Christian Heimes wrote:
Mark Summerfield wrote:
There is an enum module in PyPI http://pypi.python.org/pypi/enum/ and there are several versions in the Python Cookbook.
Wouldn't one of these be worth adopting for the standard library?
It might be worth adding an enum to Python 2.6. I'm +0 on it.
The enum implementation from pypi is not sufficient for Python core. I don't like its __cmp__ and __hash__ code. I also miss the feature to set a start value or to skip values:
I'd be +1 on adding an enum type. I chose an enum type from the cookbook for our company to use. All was great until 1-2 years later when we needed to start persisting objects that contained enums. We found that that publically available enums wouldn't cope and we had to invest signficant effort in changing our code.
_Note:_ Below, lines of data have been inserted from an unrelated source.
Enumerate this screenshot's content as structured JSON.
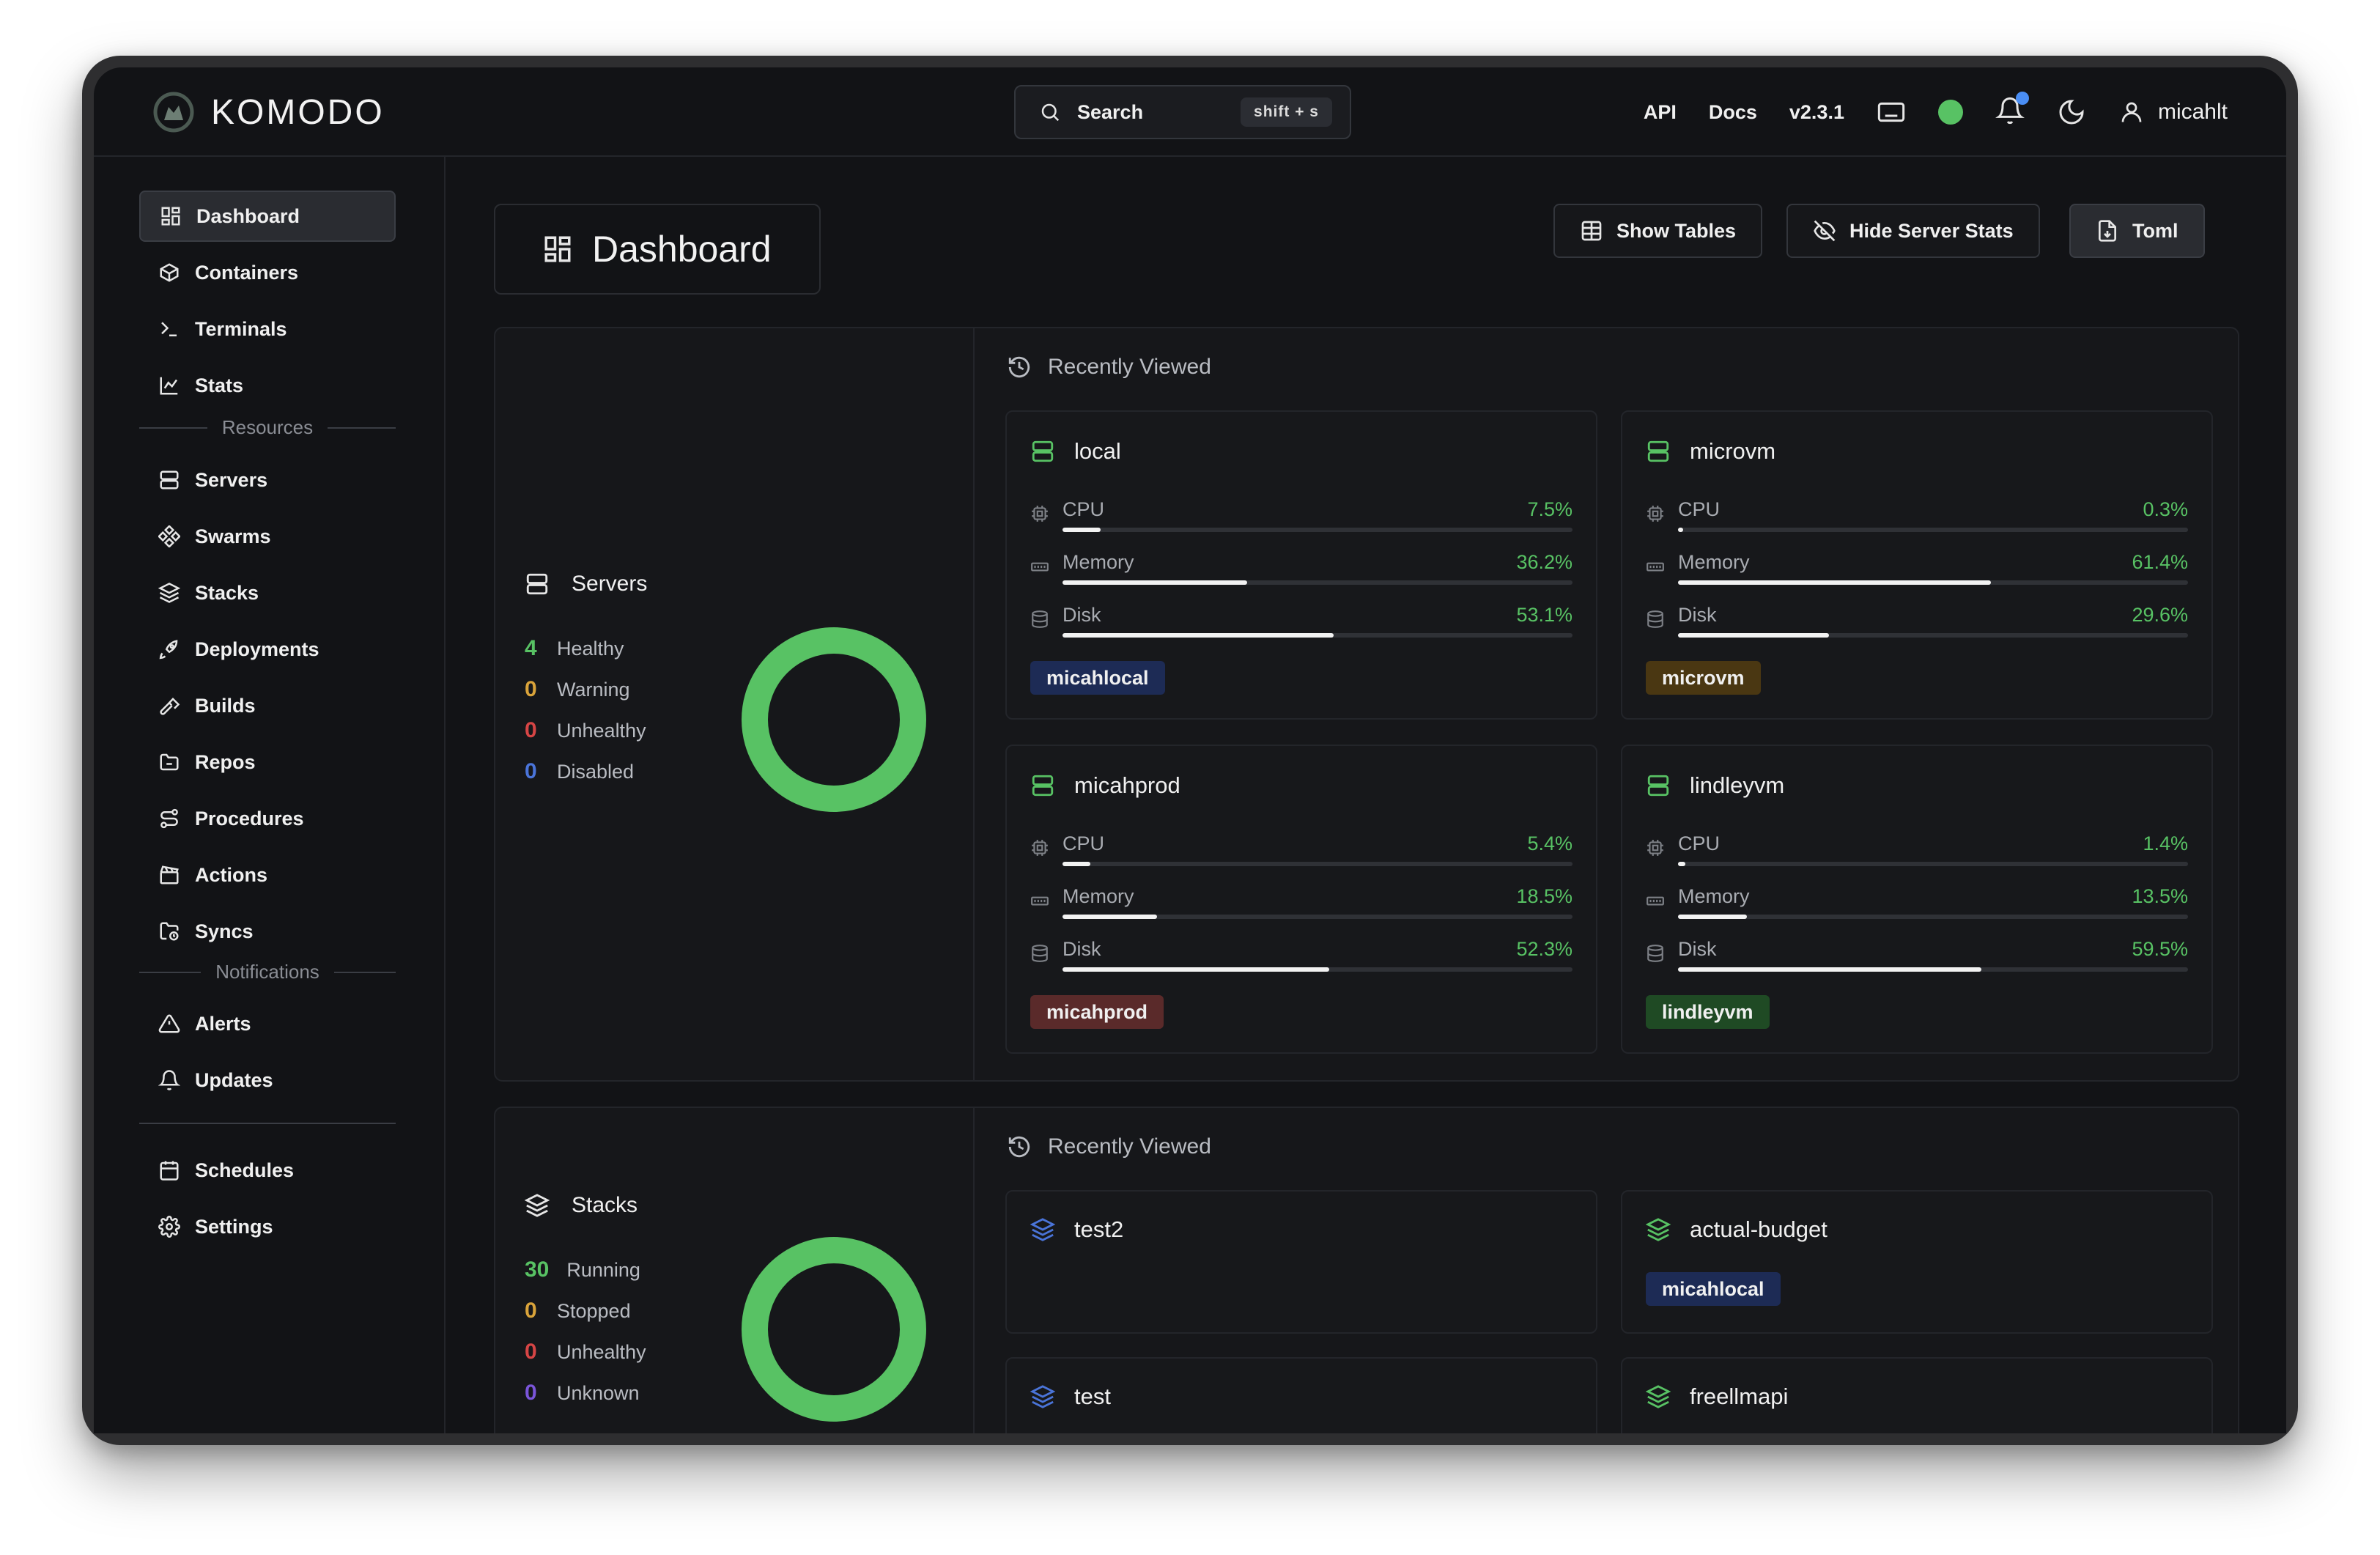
{
  "app": {
    "name": "KOMODO"
  },
  "topbar": {
    "search_label": "Search",
    "search_shortcut": "shift + s",
    "links": [
      "API",
      "Docs",
      "v2.3.1"
    ],
    "user": "micahlt",
    "status_color": "#58c264",
    "notification_badge_color": "#4a8ef5"
  },
  "sidebar": {
    "items": [
      {
        "label": "Dashboard",
        "icon": "dashboard-icon",
        "active": true
      },
      {
        "label": "Containers",
        "icon": "box-icon"
      },
      {
        "label": "Terminals",
        "icon": "terminal-icon"
      },
      {
        "label": "Stats",
        "icon": "chart-icon"
      },
      {
        "label": "Servers",
        "icon": "server-icon"
      },
      {
        "label": "Swarms",
        "icon": "swarm-icon"
      },
      {
        "label": "Stacks",
        "icon": "layers-icon"
      },
      {
        "label": "Deployments",
        "icon": "rocket-icon"
      },
      {
        "label": "Builds",
        "icon": "hammer-icon"
      },
      {
        "label": "Repos",
        "icon": "folder-icon"
      },
      {
        "label": "Procedures",
        "icon": "route-icon"
      },
      {
        "label": "Actions",
        "icon": "clapperboard-icon"
      },
      {
        "label": "Syncs",
        "icon": "folder-sync-icon"
      },
      {
        "label": "Alerts",
        "icon": "alert-triangle-icon"
      },
      {
        "label": "Updates",
        "icon": "bell-icon"
      },
      {
        "label": "Schedules",
        "icon": "calendar-icon"
      },
      {
        "label": "Settings",
        "icon": "settings-icon"
      }
    ],
    "section_resources": "Resources",
    "section_notifications": "Notifications"
  },
  "main": {
    "title": "Dashboard",
    "buttons": {
      "show_tables": "Show Tables",
      "hide_server_stats": "Hide Server Stats",
      "toml": "Toml"
    },
    "servers": {
      "title": "Servers",
      "stats": [
        {
          "n": "4",
          "label": "Healthy",
          "color": "#58c264"
        },
        {
          "n": "0",
          "label": "Warning",
          "color": "#d9a33a"
        },
        {
          "n": "0",
          "label": "Unhealthy",
          "color": "#d64545"
        },
        {
          "n": "0",
          "label": "Disabled",
          "color": "#4a74d9"
        }
      ],
      "recent_title": "Recently Viewed",
      "cards": [
        {
          "name": "local",
          "cpu_label": "CPU",
          "cpu": "7.5%",
          "cpu_frac": 0.075,
          "mem_label": "Memory",
          "mem": "36.2%",
          "mem_frac": 0.362,
          "disk_label": "Disk",
          "disk": "53.1%",
          "disk_frac": 0.531,
          "tag": "micahlocal",
          "tag_color": "#1d2b55"
        },
        {
          "name": "microvm",
          "cpu_label": "CPU",
          "cpu": "0.3%",
          "cpu_frac": 0.003,
          "mem_label": "Memory",
          "mem": "61.4%",
          "mem_frac": 0.614,
          "disk_label": "Disk",
          "disk": "29.6%",
          "disk_frac": 0.296,
          "tag": "microvm",
          "tag_color": "#4a3712"
        },
        {
          "name": "micahprod",
          "cpu_label": "CPU",
          "cpu": "5.4%",
          "cpu_frac": 0.054,
          "mem_label": "Memory",
          "mem": "18.5%",
          "mem_frac": 0.185,
          "disk_label": "Disk",
          "disk": "52.3%",
          "disk_frac": 0.523,
          "tag": "micahprod",
          "tag_color": "#5a2a2a"
        },
        {
          "name": "lindleyvm",
          "cpu_label": "CPU",
          "cpu": "1.4%",
          "cpu_frac": 0.014,
          "mem_label": "Memory",
          "mem": "13.5%",
          "mem_frac": 0.135,
          "disk_label": "Disk",
          "disk": "59.5%",
          "disk_frac": 0.595,
          "tag": "lindleyvm",
          "tag_color": "#1f4a24"
        }
      ]
    },
    "stacks": {
      "title": "Stacks",
      "stats": [
        {
          "n": "30",
          "label": "Running",
          "color": "#58c264"
        },
        {
          "n": "0",
          "label": "Stopped",
          "color": "#d9a33a"
        },
        {
          "n": "0",
          "label": "Unhealthy",
          "color": "#d64545"
        },
        {
          "n": "0",
          "label": "Unknown",
          "color": "#7a55d9"
        }
      ],
      "recent_title": "Recently Viewed",
      "cards": [
        {
          "name": "test2",
          "icon_color": "#4a74d9"
        },
        {
          "name": "actual-budget",
          "icon_color": "#58c264",
          "tag": "micahlocal",
          "tag_color": "#1d2b55"
        },
        {
          "name": "test",
          "icon_color": "#4a74d9"
        },
        {
          "name": "freellmapi",
          "icon_color": "#58c264"
        }
      ]
    }
  }
}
E.g. the enum type from pypi:
from enum import Enum import pickle
Colours = Enum('red', 'blue', 'green') x = pickle.dumps(Colours.red) y = pickle.loads(x) print y red assert y == Colours.red Traceback (most recent call last): File "<stdin>", line 1, in <module> AssertionError
Also, we find that experienced python programmers are use to the absence of a standard enum type but new python programmers are surprised by its absence - it's not 'batteries included'. So I think there would be value in adding an enum to the standard library that does the job correctly.